Cuando  la fiesta terminó Carmen entró a su habitación. Llevaba sobre los hombros un precioso chal de seda.

-Mira lo que me ha regalado. El regalo es de la familia, pero yo sé que lo ha elegido él –se pasó las manos por el chal acariciándolo-. Es como si me dijera esa seda son mis manos. ¿A qué es un encanto? –asintió divertida y algo escandalizada-.  Cada vez que me mira es que me derrito -se pasó la lengua por los labios. «Cuando clava mi moreno sus ojazos en los míos/ tó mi cuerpo me se enciende/ y se me pierde el sentido…» . Desde luego Carmen había perdido el sentido-.  Cuando bailó con él, cuando me coge en sus brazos…esa noche no puedo dormir. La última vez hasta tuve que quitarme el camisón porque…

-¡Carmen!

Pero Carmen no calló, siguió hablando durante horas de su Enrique porque estaba segura de que ese verano él le pediría que fuera su novia. Ella la escuchaba, nunca había escuchado que nadie hablara como lo estaba haciendo Carmen.

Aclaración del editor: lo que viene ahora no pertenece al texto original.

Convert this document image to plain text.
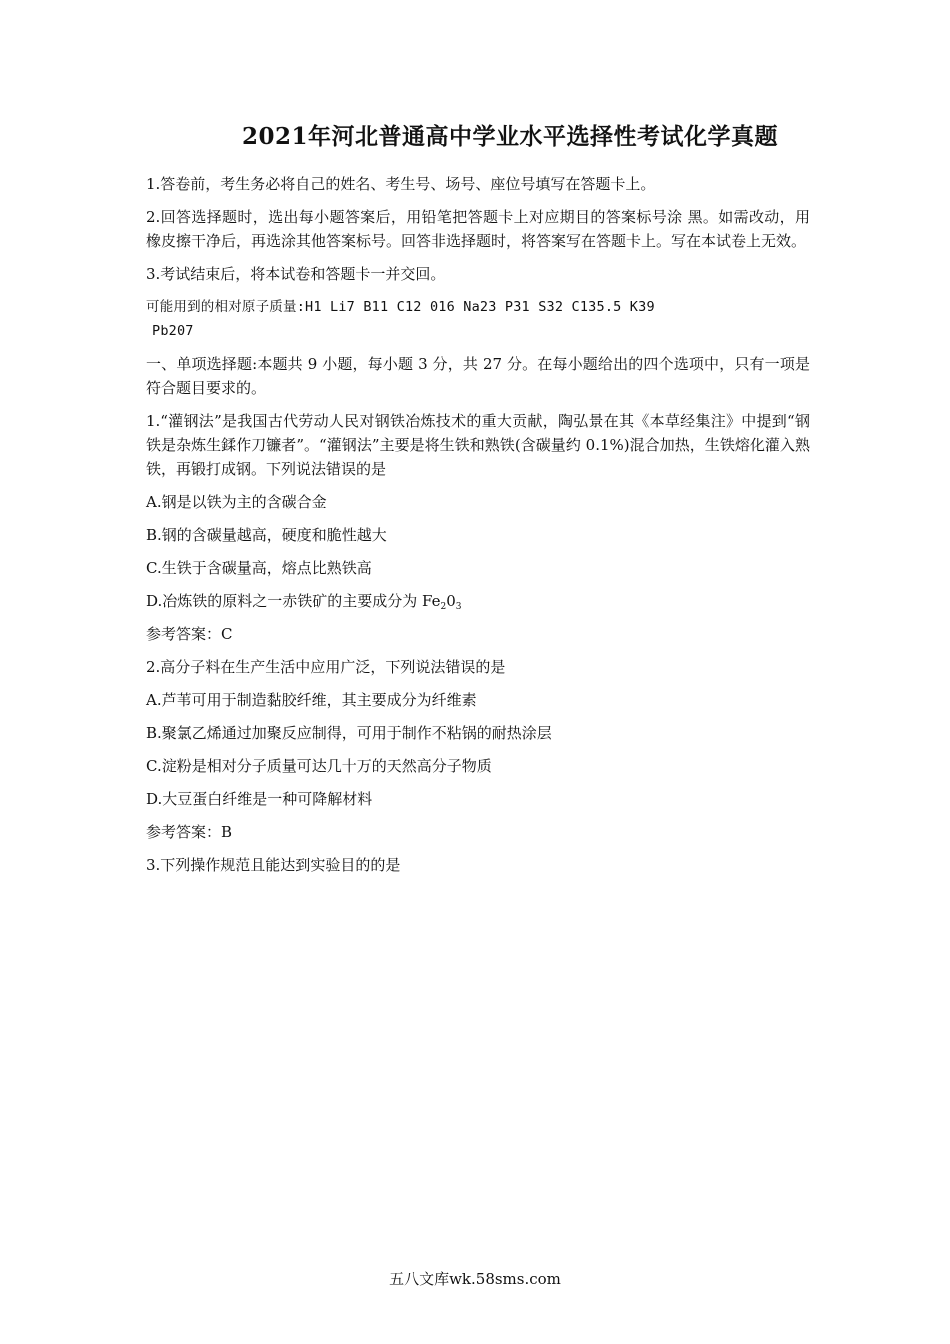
2021年河北普通高中学业水平选择性考试化学真题

1.答卷前，考生务必将自己的姓名、考生号、场号、座位号填写在答题卡上。

2.回答选择题时，选出每小题答案后，用铅笔把答题卡上对应期目的答案标号涂 黑。如需改动，用橡皮擦干净后，再选涂其他答案标号。回答非选择题时，将答案写在答题卡上。写在本试卷上无效。

3.考试结束后，将本试卷和答题卡一并交回。

可能用到的相对原子质量:H1 Li7 B11 C12 016 Na23 P31 S32 C135.5 K39

Pb207

一、单项选择题:本题共 9 小题，每小题 3 分，共 27 分。在每小题给出的四个选项中，只有一项是符合题目要求的。

1.“灌钢法”是我国古代劳动人民对钢铁冶炼技术的重大贡献，陶弘景在其《本草经集注》中提到“钢铁是杂炼生鍒作刀镰者”。“灌钢法”主要是将生铁和熟铁(含碳量约 0.1%)混合加热，生铁熔化灌入熟铁，再锻打成钢。下列说法错误的是

A.钢是以铁为主的含碳合金

B.钢的含碳量越高，硬度和脆性越大

C.生铁于含碳量高，熔点比熟铁高

D.冶炼铁的原料之一赤铁矿的主要成分为 $Fe_20_3$

参考答案：C

2.高分子料在生产生活中应用广泛，下列说法错误的是

A.芦苇可用于制造黏胶纤维，其主要成分为纤维素

B.聚氯乙烯通过加聚反应制得，可用于制作不粘锅的耐热涂层

C.淀粉是相对分子质量可达几十万的天然高分子物质

D.大豆蛋白纤维是一种可降解材料

参考答案：B

3.下列操作规范且能达到实验目的的是

五八文库wk.58sms.com
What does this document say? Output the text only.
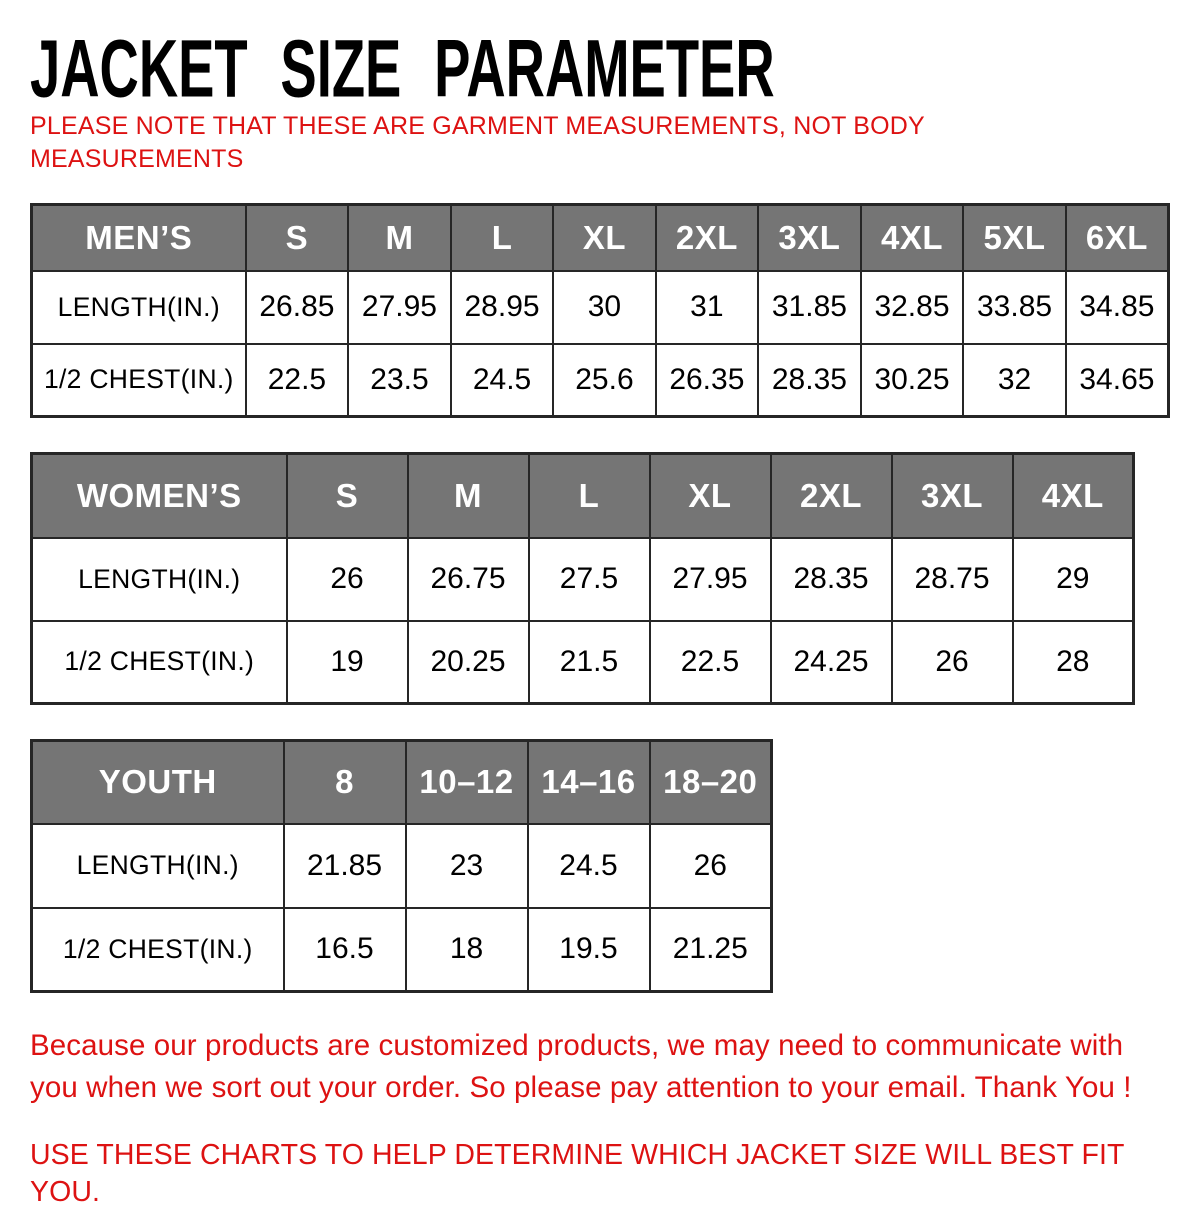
JACKET SIZE PARAMETER
PLEASE NOTE THAT THESE ARE GARMENT MEASUREMENTS, NOT BODY MEASUREMENTS
MEN’S	S	M	L	XL	2XL	3XL	4XL	5XL	6XL
LENGTH(IN.)	26.85	27.95	28.95	30	31	31.85	32.85	33.85	34.85
1/2 CHEST(IN.)	22.5	23.5	24.5	25.6	26.35	28.35	30.25	32	34.65
WOMEN’S	S	M	L	XL	2XL	3XL	4XL
LENGTH(IN.)	26	26.75	27.5	27.95	28.35	28.75	29
1/2 CHEST(IN.)	19	20.25	21.5	22.5	24.25	26	28
YOUTH	8	10–12	14–16	18–20
LENGTH(IN.)	21.85	23	24.5	26
1/2 CHEST(IN.)	16.5	18	19.5	21.25
Because our products are customized products, we may need to communicate with you when we sort out your order. So please pay attention to your email. Thank You !
USE THESE CHARTS TO HELP DETERMINE WHICH JACKET SIZE WILL BEST FIT YOU.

Cuando su amiga se marchó era ya muy tarde, sin embargo no tenía sueño. Se sentía excitada. ¿Sentiría ella alguna vez algo parecido a lo que sentía Carmen por ese Enrique Álvarez? Se asomó a la ventana. Allí estaba la Osa Mayor. Trazó con  el dedo la línea en que se encontraba la Polar.  Sonrió, siempre en el mismo sitio. Quizá en medio del Atlántico un marinero también la mirara, al mismo tiempo que ella. Tal vez estaría apoyado en la borda, como ella estaba apoyada en la ventana. ¿Qué significaría que dos personas en el mismo instante estuvieran mirando al mismo punto? Ese marino sería el hombre del que ella se enamoraría. No un abogado, ni un ingeniero, un marino. Ella quería que su novio y luego su marido fuera un marino, un capitán de barco que hubiera conocido todos los mares, todos los puertos, todas las mujeres y que al verla a ella cayera rendido a sus pies. Y mientras él navegaba, ella tocaría el piano acordándose de él, luego cuando se volvieran a encontrar se olvidarían de la mar y de la música y solo existirían ellos dos y el silencio. Su luz, la luz de la Polar, que ellos veían juntos, se había producido hacía miles o millones  de años. Ella se enamoraría de él nada más verle. Notó un escalofrío, la infinitud del Universo parecía tragársela. Cerró los ojos. ¡Ojalá llegara a sentir lo mismo que Carmen por un hombre! Solo tenía que encontrar  al hombre que había estado mirando a la Polar el dieciséis de julio de mil novecientos treinta. De una cosa estaba segura: ese hombre no era Pepe Díaz del Val. Sintió un escalofrío al recordar las palabras de Carmen ¿Qué estaría haciendo? Notó que las mejillas le ardían ¿Qué estaría pensando o sintiendo Enrique Álvarez? Seguramente estaría dormido. Se tumbó en la cama sin dejar de mirar al cielo y a sus estrellas. Cuando cerró los ojos empezaba a amanecer.  ¿Había tenido Luis la mirada fija en la polar ese dieciséis de julio sobre las tres de la madrugada? Nunca se lo había preguntado.